Longitudinal study of T and natural killer cell responses in Epstein-barr virus-associated lymphoproliferative diseases in children

Abstract

T and natural killer (NK) cells are recognized as the major immune effector cells in the long-term control of Epstein-Barr virus (EBV) which persists through the lifetime of the human host. We hypothesize that distinct patterns of deficiencies of T and NK cell responses are associated with EBV-associated lymphoproliferative diseases (EBV-LPDs) in immunocompetent and immunocompromised hosts. The following cohorts of children with EBV-LPDs, namely, infectious mononucleosis (IM; n=31), EBV-associated hemophagocytic lymphohistiocytosis (EBV-HLH; n=9), systemic EBV-positive T-cell lymphoma of childhood (SEBVTL; n=8), chronic active EBV infection (CAEBV; n=4) and post-transplant lymphoproliferative disorder (PTLD; n=15), were followed longitudinally. Plasma and PBMC viral loads, EBV-infected cell types and the function and development of distinct NK cell subsets and polyfunctional T cells (PFCs) were determined by quantitative PCR, flow cytometric RNA and specific flow cytometric assays, respectively.

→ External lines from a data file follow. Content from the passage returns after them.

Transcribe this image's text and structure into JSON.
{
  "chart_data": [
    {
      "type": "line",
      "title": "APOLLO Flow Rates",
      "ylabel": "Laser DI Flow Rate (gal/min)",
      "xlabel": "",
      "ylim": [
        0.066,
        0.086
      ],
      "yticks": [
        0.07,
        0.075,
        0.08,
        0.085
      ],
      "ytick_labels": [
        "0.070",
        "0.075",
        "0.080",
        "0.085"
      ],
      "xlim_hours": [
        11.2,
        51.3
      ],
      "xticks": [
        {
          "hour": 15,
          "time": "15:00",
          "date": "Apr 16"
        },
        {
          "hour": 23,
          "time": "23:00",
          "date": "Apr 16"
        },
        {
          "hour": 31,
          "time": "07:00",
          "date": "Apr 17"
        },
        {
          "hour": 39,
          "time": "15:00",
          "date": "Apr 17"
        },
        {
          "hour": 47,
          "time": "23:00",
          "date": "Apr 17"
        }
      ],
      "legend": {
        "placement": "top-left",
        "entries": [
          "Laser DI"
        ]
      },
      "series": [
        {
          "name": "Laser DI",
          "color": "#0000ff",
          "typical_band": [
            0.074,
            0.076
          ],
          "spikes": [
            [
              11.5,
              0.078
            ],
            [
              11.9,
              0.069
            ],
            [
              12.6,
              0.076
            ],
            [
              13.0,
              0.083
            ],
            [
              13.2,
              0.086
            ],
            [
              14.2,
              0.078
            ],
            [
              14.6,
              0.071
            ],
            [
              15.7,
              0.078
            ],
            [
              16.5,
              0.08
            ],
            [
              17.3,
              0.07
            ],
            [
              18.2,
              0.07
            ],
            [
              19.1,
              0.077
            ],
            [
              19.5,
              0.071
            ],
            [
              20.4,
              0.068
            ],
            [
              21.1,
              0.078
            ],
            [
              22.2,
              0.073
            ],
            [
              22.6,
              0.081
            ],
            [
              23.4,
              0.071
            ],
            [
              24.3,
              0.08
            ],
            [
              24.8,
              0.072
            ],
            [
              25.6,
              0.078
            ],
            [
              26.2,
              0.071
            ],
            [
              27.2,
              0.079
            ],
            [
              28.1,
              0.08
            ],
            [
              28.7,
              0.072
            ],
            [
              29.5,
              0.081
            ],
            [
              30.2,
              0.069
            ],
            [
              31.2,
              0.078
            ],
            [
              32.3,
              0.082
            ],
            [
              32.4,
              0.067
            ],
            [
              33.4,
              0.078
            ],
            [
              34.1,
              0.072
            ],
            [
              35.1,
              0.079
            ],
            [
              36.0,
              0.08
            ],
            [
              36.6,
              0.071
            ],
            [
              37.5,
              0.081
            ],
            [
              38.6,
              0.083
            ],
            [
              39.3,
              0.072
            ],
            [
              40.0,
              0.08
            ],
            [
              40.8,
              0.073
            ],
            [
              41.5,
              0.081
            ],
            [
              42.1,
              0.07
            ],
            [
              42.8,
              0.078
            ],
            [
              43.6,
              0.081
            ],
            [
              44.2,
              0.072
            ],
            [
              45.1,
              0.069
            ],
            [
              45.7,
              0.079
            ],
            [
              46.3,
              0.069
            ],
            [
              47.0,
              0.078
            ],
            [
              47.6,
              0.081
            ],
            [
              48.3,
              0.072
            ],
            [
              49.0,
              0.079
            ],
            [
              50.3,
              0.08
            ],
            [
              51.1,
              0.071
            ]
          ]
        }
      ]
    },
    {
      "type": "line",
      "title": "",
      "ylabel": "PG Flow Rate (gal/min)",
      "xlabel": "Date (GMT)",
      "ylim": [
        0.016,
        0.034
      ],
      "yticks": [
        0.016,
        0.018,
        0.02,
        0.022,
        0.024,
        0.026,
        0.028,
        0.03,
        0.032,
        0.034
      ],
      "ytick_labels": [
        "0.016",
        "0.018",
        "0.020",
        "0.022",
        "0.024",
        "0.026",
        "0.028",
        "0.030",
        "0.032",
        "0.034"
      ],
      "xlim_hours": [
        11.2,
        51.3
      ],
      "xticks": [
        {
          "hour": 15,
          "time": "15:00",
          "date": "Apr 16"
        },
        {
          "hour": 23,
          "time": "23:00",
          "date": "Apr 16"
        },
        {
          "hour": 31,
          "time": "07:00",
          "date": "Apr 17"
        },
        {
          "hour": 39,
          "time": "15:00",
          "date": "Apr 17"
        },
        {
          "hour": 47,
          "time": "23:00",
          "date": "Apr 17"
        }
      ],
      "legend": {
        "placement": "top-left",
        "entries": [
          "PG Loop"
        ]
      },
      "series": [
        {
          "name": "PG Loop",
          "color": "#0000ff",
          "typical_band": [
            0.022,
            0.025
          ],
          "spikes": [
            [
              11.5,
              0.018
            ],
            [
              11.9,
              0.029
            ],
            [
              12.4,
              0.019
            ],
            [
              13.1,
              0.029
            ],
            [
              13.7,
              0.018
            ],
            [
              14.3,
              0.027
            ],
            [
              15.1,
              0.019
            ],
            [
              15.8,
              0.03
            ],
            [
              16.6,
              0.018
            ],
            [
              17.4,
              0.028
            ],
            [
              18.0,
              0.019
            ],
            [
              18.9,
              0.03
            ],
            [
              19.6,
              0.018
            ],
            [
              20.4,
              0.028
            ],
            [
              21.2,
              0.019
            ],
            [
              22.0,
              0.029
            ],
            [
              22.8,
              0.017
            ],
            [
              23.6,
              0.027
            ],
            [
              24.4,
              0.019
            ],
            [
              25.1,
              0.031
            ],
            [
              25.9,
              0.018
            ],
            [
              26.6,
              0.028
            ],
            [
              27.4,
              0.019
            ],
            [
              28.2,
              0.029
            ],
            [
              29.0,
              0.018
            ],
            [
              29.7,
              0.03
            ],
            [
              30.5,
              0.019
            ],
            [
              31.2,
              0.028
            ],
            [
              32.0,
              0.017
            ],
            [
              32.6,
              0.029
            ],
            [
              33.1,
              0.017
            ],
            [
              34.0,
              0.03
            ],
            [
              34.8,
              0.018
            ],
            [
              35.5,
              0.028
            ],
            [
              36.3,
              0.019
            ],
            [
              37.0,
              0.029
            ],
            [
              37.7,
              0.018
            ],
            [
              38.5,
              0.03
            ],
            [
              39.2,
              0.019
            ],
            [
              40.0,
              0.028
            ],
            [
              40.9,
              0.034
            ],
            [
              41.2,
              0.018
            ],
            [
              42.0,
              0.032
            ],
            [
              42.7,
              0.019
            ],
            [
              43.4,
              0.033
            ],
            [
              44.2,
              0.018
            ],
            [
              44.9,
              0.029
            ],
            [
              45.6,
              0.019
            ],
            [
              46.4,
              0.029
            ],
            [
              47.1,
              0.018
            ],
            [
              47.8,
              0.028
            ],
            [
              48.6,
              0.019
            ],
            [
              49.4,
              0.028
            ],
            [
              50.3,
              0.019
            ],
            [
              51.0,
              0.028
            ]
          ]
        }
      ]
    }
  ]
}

The IM patients had EBV-infected CD19+ B cells, elevated PBMC and plasma viral loads which declined over time. The potent degranulating CD56dimNKG2A+KIR- NK cell subset was detected at diagnosis and persisted into 12 months post-diagnosis. Both lytic and latent antigen-specific CD4+ and CD8+ PFCs of diverse function emerged at 6-12 months. In contrast, EBV-HLH patients harbored EBV-infected CD8+ (n=4) and CD4+ T (n=1) cells as well as CD19+ B (n=3) cells. The SEBVTL patients had predominantly EBV-infected CD8+ T cells whereas CAEBV patients had variable EBV-infected cell types (CD4+, CD8+ or gd T cell or NK cell). The proliferative capacity of NK cells was retained in EBV-HLH whereas that of NK cells was transiently impaired in SEBVTL and severely impaired in CAEBV. A low frequency of BZLF1-specific CD8+ PFCs was found in EBV-HLH whilst the time of emergence of latent antigen-specific PFCs was comparable to that of IM. SEBVTL patients could not generate lytic and latent antigen-specific CD8+ PFCs at diagnosis. However, PFC responses to EBV could be restored in both EBV-HLH and SEBVTL patients with gradual decrease in viral loads over time. In contrast, CAEBV patients showed markedly defective NK cell proliferation and inability to generate EBNA1 and LMP2-specific CD4+ and CD8+ PFCs, correlating with the persistently elevated viral loads. PTLD patients had diminished frequency of CD56dimNKG2A+KIR- NK cells from the time of diagnosis through remission and almost undetectable level of CD8+ PFCs at 24 months. PTLD patients co-infected with CMV and EBV had significantly higher levels of a CMV-associated CD56dimNKG2ChiCD57+NKG2A-KIR+ than the NKG2A+KIR- NK cell subset.

In conclusion, IM have functional CD56dimNKG2A+KIR- NK cell responses from the time of diagnosis and can develop diverse lytic and latent antigen-specific CD4+ and CD8+ PFC responses at 6-12 months. EBV-HLH can retained NK cell function but show defective lytic CD8+ PFC responses whilst SEBVTL have multiple defects in NK cell as well as lytic and latent CD8+ PFC responses. Nevertheless, both EBV-HLH and SEBVTL can restore long-term T and NK cell responses towards EBV. In contrast, CAEBV have persistently defective T and NK cell responses leading to a chronic immunodeficient state towards EBV and PTLD have diminished frequency of CD56dimNKG2A+KIR- NK cells and delayed development of EBV-specific PFCs.